Sixta Quassdorf (Basel)


 

Abstract

HyperHamlet is a database of allusions to and quotations from Shakespeare's Hamlet, which is supported by the Swiss National Science Foundation as a joint venture between the Departments of English and German Philology, and the Image & Media Lab at the University of Basel. The compilation of a corpus, whose aim it is to document the "Shakespeare phenomenon", is intricate on more than one level: the desired transdisciplinary approach between linguistics, literary and cultural studies entails data selection from a vast variety of sources; the pragmatic nature of intertextual traces, i.e. their dependence on and subordination to new contexts, further adds to formal heterogeneity.
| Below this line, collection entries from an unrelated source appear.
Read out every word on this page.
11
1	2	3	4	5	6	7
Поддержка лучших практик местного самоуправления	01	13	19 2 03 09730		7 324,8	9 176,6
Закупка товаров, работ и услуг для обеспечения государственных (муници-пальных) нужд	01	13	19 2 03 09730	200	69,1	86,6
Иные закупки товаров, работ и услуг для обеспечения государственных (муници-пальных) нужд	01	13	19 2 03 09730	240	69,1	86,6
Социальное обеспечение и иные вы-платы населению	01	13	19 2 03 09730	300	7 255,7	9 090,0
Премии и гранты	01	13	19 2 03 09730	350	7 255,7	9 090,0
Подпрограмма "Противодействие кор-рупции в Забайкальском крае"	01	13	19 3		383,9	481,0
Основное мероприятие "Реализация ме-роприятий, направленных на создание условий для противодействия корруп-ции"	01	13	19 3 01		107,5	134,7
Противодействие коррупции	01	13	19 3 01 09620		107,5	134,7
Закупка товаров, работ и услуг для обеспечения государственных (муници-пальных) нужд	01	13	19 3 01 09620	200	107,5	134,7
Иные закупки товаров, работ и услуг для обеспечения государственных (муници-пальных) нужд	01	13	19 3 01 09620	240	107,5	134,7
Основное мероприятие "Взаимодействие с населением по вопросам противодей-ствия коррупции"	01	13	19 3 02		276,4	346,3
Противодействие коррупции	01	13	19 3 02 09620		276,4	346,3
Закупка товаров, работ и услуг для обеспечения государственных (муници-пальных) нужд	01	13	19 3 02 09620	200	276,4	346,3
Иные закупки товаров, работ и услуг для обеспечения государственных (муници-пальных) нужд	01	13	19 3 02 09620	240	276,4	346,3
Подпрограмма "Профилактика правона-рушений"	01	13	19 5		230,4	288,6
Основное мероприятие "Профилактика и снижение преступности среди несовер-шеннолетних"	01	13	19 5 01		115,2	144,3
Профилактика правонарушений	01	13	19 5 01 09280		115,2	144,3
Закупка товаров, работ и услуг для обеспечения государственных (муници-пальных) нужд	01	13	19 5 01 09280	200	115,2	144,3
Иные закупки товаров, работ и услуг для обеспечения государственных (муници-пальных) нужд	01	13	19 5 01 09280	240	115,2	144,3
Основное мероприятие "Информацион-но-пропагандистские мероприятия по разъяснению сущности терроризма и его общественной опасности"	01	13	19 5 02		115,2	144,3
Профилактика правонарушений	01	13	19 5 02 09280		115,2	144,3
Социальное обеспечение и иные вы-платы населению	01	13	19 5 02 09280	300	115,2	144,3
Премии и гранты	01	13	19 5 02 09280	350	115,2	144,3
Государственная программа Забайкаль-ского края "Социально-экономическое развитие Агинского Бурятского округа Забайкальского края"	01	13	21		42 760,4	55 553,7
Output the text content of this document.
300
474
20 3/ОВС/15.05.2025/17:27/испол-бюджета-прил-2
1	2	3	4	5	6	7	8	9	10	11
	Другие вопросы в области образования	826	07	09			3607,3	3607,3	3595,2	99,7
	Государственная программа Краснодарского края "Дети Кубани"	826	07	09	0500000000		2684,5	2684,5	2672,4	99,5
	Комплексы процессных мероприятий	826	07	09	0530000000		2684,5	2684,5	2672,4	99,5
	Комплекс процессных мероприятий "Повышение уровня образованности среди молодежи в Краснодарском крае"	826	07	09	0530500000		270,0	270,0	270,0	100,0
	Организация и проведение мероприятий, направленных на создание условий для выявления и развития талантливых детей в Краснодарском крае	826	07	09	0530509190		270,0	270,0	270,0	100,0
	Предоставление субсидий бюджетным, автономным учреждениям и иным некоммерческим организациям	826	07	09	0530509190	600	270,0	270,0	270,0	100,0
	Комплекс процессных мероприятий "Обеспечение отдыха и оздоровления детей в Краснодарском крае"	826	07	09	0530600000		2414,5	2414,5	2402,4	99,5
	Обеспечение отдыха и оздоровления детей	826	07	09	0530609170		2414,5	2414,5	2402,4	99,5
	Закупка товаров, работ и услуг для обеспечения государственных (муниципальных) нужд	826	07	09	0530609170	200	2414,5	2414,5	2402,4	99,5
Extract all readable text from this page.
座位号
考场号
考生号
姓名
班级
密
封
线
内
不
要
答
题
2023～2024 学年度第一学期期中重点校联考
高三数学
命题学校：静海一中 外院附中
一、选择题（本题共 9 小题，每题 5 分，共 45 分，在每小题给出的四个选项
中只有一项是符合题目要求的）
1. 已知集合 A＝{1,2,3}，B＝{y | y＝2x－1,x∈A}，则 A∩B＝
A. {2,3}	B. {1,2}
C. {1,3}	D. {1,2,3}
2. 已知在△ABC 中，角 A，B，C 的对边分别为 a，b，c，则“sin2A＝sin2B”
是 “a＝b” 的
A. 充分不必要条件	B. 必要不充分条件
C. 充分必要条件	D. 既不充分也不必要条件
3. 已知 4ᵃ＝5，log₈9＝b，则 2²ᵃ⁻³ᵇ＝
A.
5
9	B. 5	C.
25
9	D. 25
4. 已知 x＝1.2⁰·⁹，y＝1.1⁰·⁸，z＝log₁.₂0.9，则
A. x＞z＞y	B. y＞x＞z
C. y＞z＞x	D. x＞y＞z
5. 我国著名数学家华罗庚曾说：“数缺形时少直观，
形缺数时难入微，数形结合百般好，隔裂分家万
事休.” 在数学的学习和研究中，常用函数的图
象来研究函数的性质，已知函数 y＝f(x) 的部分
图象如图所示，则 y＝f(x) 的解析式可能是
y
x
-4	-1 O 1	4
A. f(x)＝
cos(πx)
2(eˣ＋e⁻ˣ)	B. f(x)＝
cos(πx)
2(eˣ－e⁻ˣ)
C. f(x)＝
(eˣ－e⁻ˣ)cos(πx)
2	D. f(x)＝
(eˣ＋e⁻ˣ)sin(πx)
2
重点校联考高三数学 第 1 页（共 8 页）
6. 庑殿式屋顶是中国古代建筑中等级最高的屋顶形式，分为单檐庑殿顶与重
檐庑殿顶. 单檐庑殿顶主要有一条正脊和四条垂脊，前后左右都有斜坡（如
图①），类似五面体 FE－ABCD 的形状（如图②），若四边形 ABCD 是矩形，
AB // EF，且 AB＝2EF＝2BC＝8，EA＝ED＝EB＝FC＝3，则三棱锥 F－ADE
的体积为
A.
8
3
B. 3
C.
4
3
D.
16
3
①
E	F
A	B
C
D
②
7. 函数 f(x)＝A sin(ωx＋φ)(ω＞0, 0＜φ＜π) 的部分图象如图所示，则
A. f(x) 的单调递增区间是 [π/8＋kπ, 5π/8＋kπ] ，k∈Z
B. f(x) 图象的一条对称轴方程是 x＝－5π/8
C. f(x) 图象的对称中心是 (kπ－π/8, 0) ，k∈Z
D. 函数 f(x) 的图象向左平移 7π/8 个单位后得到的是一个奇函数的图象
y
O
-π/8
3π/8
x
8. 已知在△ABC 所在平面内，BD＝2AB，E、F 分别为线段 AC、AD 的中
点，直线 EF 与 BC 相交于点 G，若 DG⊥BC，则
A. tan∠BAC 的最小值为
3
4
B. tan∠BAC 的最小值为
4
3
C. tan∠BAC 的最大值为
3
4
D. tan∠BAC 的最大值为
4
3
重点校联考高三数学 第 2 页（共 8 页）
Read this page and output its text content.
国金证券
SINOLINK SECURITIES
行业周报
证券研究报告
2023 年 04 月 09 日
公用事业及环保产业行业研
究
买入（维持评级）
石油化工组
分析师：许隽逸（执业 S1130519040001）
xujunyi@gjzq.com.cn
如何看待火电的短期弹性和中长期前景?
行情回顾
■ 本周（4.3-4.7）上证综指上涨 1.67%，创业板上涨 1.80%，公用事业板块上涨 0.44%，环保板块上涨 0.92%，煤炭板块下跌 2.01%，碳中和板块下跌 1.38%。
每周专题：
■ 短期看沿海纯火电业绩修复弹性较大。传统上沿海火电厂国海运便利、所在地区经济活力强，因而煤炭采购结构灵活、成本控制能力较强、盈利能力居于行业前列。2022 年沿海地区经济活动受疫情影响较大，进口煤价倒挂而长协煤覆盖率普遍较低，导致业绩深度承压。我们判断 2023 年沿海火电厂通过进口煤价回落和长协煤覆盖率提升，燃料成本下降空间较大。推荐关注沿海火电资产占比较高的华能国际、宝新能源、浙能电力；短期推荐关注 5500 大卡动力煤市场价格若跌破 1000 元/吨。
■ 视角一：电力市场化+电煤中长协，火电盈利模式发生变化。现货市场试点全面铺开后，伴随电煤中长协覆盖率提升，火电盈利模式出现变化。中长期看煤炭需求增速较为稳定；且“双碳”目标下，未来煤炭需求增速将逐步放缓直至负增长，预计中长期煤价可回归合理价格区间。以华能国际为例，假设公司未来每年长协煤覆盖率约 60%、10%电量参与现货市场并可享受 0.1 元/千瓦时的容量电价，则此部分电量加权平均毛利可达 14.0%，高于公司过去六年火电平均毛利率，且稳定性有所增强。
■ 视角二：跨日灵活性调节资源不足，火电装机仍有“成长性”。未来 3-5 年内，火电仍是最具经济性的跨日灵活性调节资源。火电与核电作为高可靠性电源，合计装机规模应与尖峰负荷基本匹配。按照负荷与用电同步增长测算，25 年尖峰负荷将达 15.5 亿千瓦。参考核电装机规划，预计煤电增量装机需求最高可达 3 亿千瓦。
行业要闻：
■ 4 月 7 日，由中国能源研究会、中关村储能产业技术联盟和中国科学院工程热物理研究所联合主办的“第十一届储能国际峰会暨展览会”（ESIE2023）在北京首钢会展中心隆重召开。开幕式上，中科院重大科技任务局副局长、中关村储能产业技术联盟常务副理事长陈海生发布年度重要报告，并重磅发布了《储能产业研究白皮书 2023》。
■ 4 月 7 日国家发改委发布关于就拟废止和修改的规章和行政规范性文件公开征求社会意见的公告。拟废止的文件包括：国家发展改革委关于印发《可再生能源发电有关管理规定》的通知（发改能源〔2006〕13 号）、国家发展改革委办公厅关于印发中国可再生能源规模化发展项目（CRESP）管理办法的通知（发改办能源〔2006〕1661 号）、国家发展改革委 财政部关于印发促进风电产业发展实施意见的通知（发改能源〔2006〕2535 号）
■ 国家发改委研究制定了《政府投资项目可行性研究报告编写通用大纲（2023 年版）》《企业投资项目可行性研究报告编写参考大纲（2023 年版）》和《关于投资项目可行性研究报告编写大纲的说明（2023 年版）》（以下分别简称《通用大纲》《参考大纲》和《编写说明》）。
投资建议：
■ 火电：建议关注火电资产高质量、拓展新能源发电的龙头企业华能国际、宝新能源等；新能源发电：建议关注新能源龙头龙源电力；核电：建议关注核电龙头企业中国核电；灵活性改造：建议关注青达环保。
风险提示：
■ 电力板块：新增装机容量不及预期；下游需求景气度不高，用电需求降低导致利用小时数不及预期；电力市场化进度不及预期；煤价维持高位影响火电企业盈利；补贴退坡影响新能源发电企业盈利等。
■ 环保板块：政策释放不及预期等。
This is not only a challenge for annotation, but also for data selection. As the recognition of intertextual traces is more often than not based on intuition, this paper analyses the criteria which underlie intuition so that it can be operationalised for scholarly corpus compilation. An analogue to the pragmatic model of ostensive-inferential communication with its three constitutive parts of speaker's meaning, sentence meaning and hearer's meaning has been used for analytical heuristics. Authorial intent – in a concrete as well as in an abstract historical sense – origin and specific encyclopaedic knowledge have been found to be the basic assumptions underlying data selection, while quantitative factors provide supporting evidence.